Ich tue mich schwer damit, Entspannung in der Entspannung zu finden. In Bewegung kann ich problemlos abschalten. Doch wenn Ruhe einkehrt, ist das eigene Hirn ein mächtiger Endgegner.

Was für ein Jahr. Was. Für. Ein. Jahr. Für uns alle. Jetzt ist Runterfahren angesagt. Nicht nur die Computer und Kontakte, sondern auch den Geist. Und das ist gar nicht so einfach. Irgendein Gedanke flippert mir immer durch den Kopf. Ich bin gut darin, das Gedankenkarussell am laufen zu halten, und flüchte mich in der Regel in Bewegung, um auszuspannen. Dann bin ich bei mir. Um «Gschpürsch mi»-Angebote habe ich lange einen weiten Bogen gemacht.

Irgendwann war ich so schmerzbefreit, gemeinsam mit einer Kollegin immer den Unisport-Kurs zu besuchen, der gerade in den Zeitplan passt. Es wurde eine Art Feldversuch, bei dem wir einen Tag im CrossFit-Quartalstest von Meister Proper persönlich angebrüllt wurden, um beim nächsten Mal morgens um sieben im «Body Balance» zu den Klängen von «Oh Happy Day» die Arme durch die Luft zu schwenken. Yoga, Pilates, Feldenkrais, progressive Muskelrelaxation – been there, done that. Und nach Jahren in einer Mietwohnung über dem Behandlungsraum einer Schamanin bin ich selbst mit Seelengesängen und Trance-Trommeln bestens vertraut.

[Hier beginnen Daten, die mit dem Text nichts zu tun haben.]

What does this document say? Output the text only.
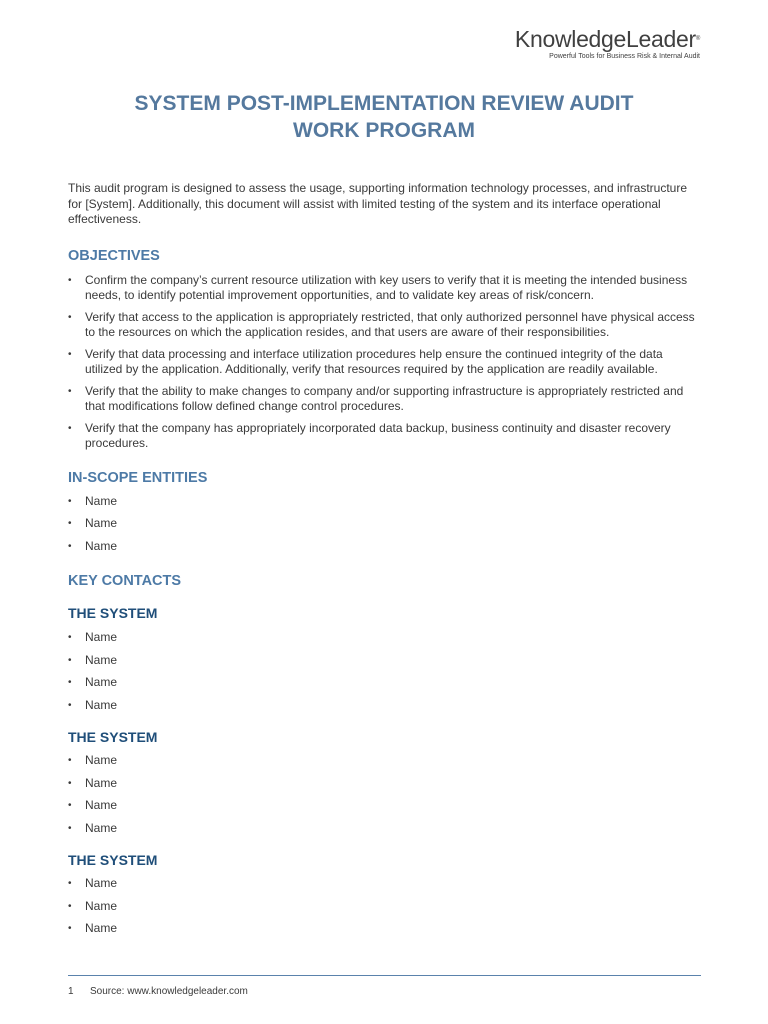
KnowledgeLeader®
Powerful Tools for Business Risk & Internal Audit
SYSTEM POST-IMPLEMENTATION REVIEW AUDIT
WORK PROGRAM

This audit program is designed to assess the usage, supporting information technology processes, and infrastructure for [System]. Additionally, this document will assist with limited testing of the system and its interface operational effectiveness.

OBJECTIVES
• Confirm the company’s current resource utilization with key users to verify that it is meeting the intended business needs, to identify potential improvement opportunities, and to validate key areas of risk/concern.
• Verify that access to the application is appropriately restricted, that only authorized personnel have physical access to the resources on which the application resides, and that users are aware of their responsibilities.
• Verify that data processing and interface utilization procedures help ensure the continued integrity of the data utilized by the application. Additionally, verify that resources required by the application are readily available.
• Verify that the ability to make changes to company and/or supporting infrastructure is appropriately restricted and that modifications follow defined change control procedures.
• Verify that the company has appropriately incorporated data backup, business continuity and disaster recovery procedures.
IN-SCOPE ENTITIES
• Name
• Name
• Name
KEY CONTACTS
THE SYSTEM
• Name
• Name
• Name
• Name
THE SYSTEM
• Name
• Name
• Name
• Name
THE SYSTEM
• Name
• Name
• Name
1 Source: www.knowledgeleader.com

Alle diese Angebote sind okay, aber nichts für mich. Ich kann einfach nicht darin aufgehen. Trotzdem will ich es nochmal versuchen. Wäre doch schön, ein paar Entspannungstechniken zu beherrschen. Dafür schaue ich mich weit entfernt von der esoterischen Ecke um. Das Institut für komplementäre und integrative Medizin des USZ hat eine Fülle von Angeboten zum Anhören und Mitmachen, die in der Corona-Zeit helfen sollen. Statt in den Skilift schmeisse ich mich mit Schwung in den Wolkensessel. Mal schauen, was das mit mir macht. In zehn Minuten bin ich wieder da.

Reisebericht

Die gute Nachricht vorneweg: Es ist noch ein Platz für dich frei, denn jeder von uns hat seinen ganz eigenen Wolkensessel. Er ist gratis und entspricht genau deinen Vorstellungen. Auf Schweizerdeutsch finde ich ihn flauschiger als auf Hochdeutsch.

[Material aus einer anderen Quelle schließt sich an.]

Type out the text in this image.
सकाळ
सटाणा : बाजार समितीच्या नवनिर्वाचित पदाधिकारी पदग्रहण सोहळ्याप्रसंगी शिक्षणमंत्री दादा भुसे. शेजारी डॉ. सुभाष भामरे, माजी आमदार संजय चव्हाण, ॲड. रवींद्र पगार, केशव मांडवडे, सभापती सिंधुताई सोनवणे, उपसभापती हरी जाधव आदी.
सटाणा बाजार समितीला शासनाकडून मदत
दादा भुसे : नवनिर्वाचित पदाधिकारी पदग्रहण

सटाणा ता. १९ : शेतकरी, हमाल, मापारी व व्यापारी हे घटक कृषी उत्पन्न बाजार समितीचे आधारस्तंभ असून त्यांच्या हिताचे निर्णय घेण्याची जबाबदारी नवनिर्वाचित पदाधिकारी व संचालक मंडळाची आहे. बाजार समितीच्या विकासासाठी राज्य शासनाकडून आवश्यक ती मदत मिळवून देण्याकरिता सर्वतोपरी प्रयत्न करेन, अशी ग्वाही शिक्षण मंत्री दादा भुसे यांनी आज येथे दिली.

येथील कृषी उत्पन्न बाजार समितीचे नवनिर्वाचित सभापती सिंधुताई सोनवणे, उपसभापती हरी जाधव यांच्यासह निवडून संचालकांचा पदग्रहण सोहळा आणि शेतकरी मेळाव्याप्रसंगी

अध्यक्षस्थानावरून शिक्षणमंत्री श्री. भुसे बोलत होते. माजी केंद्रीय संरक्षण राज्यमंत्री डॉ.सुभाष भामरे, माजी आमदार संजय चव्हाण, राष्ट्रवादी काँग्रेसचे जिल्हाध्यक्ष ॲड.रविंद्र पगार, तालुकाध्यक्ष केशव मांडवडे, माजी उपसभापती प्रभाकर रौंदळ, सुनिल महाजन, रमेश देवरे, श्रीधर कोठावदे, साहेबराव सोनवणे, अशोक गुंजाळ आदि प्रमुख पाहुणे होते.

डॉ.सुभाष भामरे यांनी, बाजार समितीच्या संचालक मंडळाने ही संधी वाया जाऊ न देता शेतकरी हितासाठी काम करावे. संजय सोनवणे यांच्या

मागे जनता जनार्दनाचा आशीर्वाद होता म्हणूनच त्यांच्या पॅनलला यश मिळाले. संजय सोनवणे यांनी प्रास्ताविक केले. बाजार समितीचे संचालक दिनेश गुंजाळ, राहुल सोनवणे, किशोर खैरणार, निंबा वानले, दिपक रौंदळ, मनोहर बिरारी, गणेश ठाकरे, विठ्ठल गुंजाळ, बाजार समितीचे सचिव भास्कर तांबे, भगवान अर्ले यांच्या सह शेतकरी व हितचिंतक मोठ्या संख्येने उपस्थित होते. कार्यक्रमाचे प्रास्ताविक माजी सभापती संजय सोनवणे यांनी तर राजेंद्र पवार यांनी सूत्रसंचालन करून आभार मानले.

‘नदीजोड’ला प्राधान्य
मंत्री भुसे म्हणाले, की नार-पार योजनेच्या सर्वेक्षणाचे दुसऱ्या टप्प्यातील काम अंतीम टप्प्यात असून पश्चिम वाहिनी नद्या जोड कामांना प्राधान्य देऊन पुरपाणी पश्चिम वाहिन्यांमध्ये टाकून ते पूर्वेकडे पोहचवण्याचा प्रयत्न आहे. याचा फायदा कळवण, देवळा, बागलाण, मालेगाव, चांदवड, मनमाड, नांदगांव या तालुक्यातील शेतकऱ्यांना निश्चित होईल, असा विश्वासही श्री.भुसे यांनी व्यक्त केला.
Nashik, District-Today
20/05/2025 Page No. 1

Anfangs liege ich ausgestreckt auf dem Parkett und lausche einer sanften Frauenstimme. Versuche, alles andere auszublenden. Dass ich, um meinen «Wulchesässu» zu erreichen, zuerst über die Regenbogentreppe muss, bereitet mir Schwierigkeiten. Ich dürfte ihn mir auch einfach nur vorstellen und die Treppe ignorieren, aber das gelingt mir nicht. Schon bin ich geistig falsch abgebogen. Während ich Erinnerungen an frische Luft und saftige Farben in die Ohren gesäuselt bekomme, muss ich mental Vollgas geben, um irgendwie dieses Bild beiseite zu schieben. Der Regenbogen und die Wolke, die mir in den Sinn kommen, erscheinen mir unpassend.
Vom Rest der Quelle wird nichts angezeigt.